Aster Data Systems presented their background and future plans by
Steve Wooledge, Director of Marketing and
Shawn Kung, Sr. Director of Product Management. The company was founded 2005 by three Stanford doctoral colleagues and were
in stealth mode until May 2008. The engineering team is strong with 26
persons, 13 of whom are at the Ph.D.-level. Clients include Akamai,
MySpace, Share-This and a few more.
Aster Data Systems focuses on "software-only relational DBMS for
frontline data warehousing", striving for "always parallel" processing and for "always on" operations. They argued that their product -
Aster nCluster 3.0 - allows smooth incremental scaling to avoid costs in excess capacity.
Steve presented an overview of one of their largest clients -
MySpace -
having 118M users who generate 7B events in 2-3 TB per day, doing a
high-frequency batch load (15 minutes per hour). It takes several
thousands servers to support the data flow into the
frontline data warehouse, consisting of 100 nodes with 400 TB capacity.

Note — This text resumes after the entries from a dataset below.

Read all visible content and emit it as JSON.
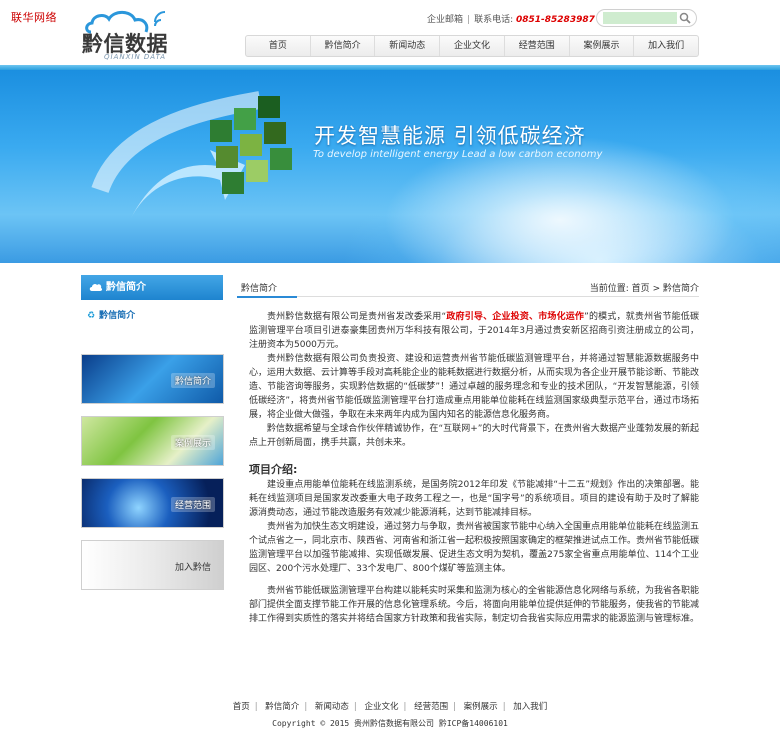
{
  "corner_text": "联华网络",
  "logo": {
    "name": "黔信数据",
    "sub": "QIANXIN DATA"
  },
  "header": {
    "dept_label": "企业邮箱",
    "phone_label": "联系电话:",
    "phone": "0851-85283987",
    "search_placeholder": ""
  },
  "nav": [
    "首页",
    "黔信简介",
    "新闻动态",
    "企业文化",
    "经营范围",
    "案例展示",
    "加入我们"
  ],
  "banner": {
    "title": "开发智慧能源 引领低碳经济",
    "subtitle": "To develop intelligent energy Lead a low carbon economy"
  },
  "sidebar": {
    "heading": "黔信简介",
    "item": "黔信简介",
    "buttons": [
      "黔信简介",
      "案例展示",
      "经营范围",
      "加入黔信"
    ]
  },
  "crumb": {
    "title": "黔信简介",
    "location_label": "当前位置:",
    "home": "首页",
    "current": "黔信简介"
  },
  "content": {
    "p1_a": "贵州黔信数据有限公司是贵州省发改委采用“",
    "p1_red": "政府引导、企业投资、市场化运作",
    "p1_b": "”的模式，就贵州省节能低碳监测管理平台项目引进泰豪集团贵州万华科技有限公司，于2014年3月通过贵安新区招商引资注册成立的公司，注册资本为5000万元。",
    "p2": "贵州黔信数据有限公司负责投资、建设和运营贵州省节能低碳监测管理平台，并将通过智慧能源数据服务中心，运用大数据、云计算等手段对高耗能企业的能耗数据进行数据分析，从而实现为各企业开展节能诊断、节能改造、节能咨询等服务，实现黔信数据的“低碳梦”！通过卓越的服务理念和专业的技术团队，“开发智慧能源，引领低碳经济”，将贵州省节能低碳监测管理平台打造成重点用能单位能耗在线监测国家级典型示范平台，通过市场拓展，将企业做大做强，争取在未来两年内成为国内知名的能源信息化服务商。",
    "p3": "黔信数据希望与全球合作伙伴精诚协作，在“互联网+”的大时代背景下，在贵州省大数据产业蓬勃发展的新起点上开创新局面，携手共赢，共创未来。",
    "h3": "项目介绍:",
    "p4": "建设重点用能单位能耗在线监测系统，是国务院2012年印发《节能减排“十二五”规划》作出的决策部署。能耗在线监测项目是国家发改委重大电子政务工程之一，也是“国字号”的系统项目。项目的建设有助于及时了解能源消费动态，通过节能改造服务有效减少能源消耗，达到节能减排目标。",
    "p5": "贵州省为加快生态文明建设，通过努力与争取，贵州省被国家节能中心纳入全国重点用能单位能耗在线监测五个试点省之一，同北京市、陕西省、河南省和浙江省一起积极按照国家确定的框架推进试点工作。贵州省节能低碳监测管理平台以加强节能减排、实现低碳发展、促进生态文明为契机，覆盖275家全省重点用能单位、114个工业园区、200个污水处理厂、33个发电厂、800个煤矿等监测主体。",
    "p6": "贵州省节能低碳监测管理平台构建以能耗实时采集和监测为核心的全省能源信息化网络与系统，为我省各职能部门提供全面支撑节能工作开展的信息化管理系统。今后，将面向用能单位提供延伸的节能服务，使我省的节能减排工作得到实质性的落实并将结合国家方针政策和我省实际，制定切合我省实际应用需求的能源监测与管理标准。"
  },
  "footer": {
    "links": [
      "首页",
      "黔信简介",
      "新闻动态",
      "企业文化",
      "经营范围",
      "案例展示",
      "加入我们"
    ],
    "copyright": "Copyright © 2015 贵州黔信数据有限公司 黔ICP备14006101"
  }
}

They finally got around to defining
Frontline Data Warehouse
(FDW). Wow! What a discussion... Aster is essentially arguing to fork
the application data inflow, close to the customer-touch applications,
as shown below.
As
Claudia noted... Is FDW just a BIG operational data store? In addition,
there are several intermixed issues. First, what is the
scope of the subject areas in the FDW? How does it overlap with the
EDW? Second, isn't FDW duplicating the data quality/cleansing
processing. And third, the FDW is support rapid feedback back to the
applications. This last issue seems to be the business justification
for this hybrid approach.
The unique feature as Aster is their
in-database
implementation of MapReduce, which is a parallel data flow approach to
DBMS. This is a very interesting topic, since it uncovers a paradigm
shift beyond SQL. MapReduce allows the application programmer to push
their code closer to the data, roughly like a SQL User-Defined
Function. But doing so, with widely used languages, like Java, Python
and Perl. Thus, very sophisticated analytics can operate directly on
the data. A question that bother me was the intellectual property
rights surrounding MapReduce? Can anyone comment on this?
I highly recommend to my DW colleagues to read up on
MapReduce and, especially, the
Clarement Report on Database Research.
I suggested a marketing slogon "Aster picks up where SQL lets you down". If Aster uses it, they owe me a nickle per usage.
Oh, finally... Watch for an announcement from Aster in a few weeks...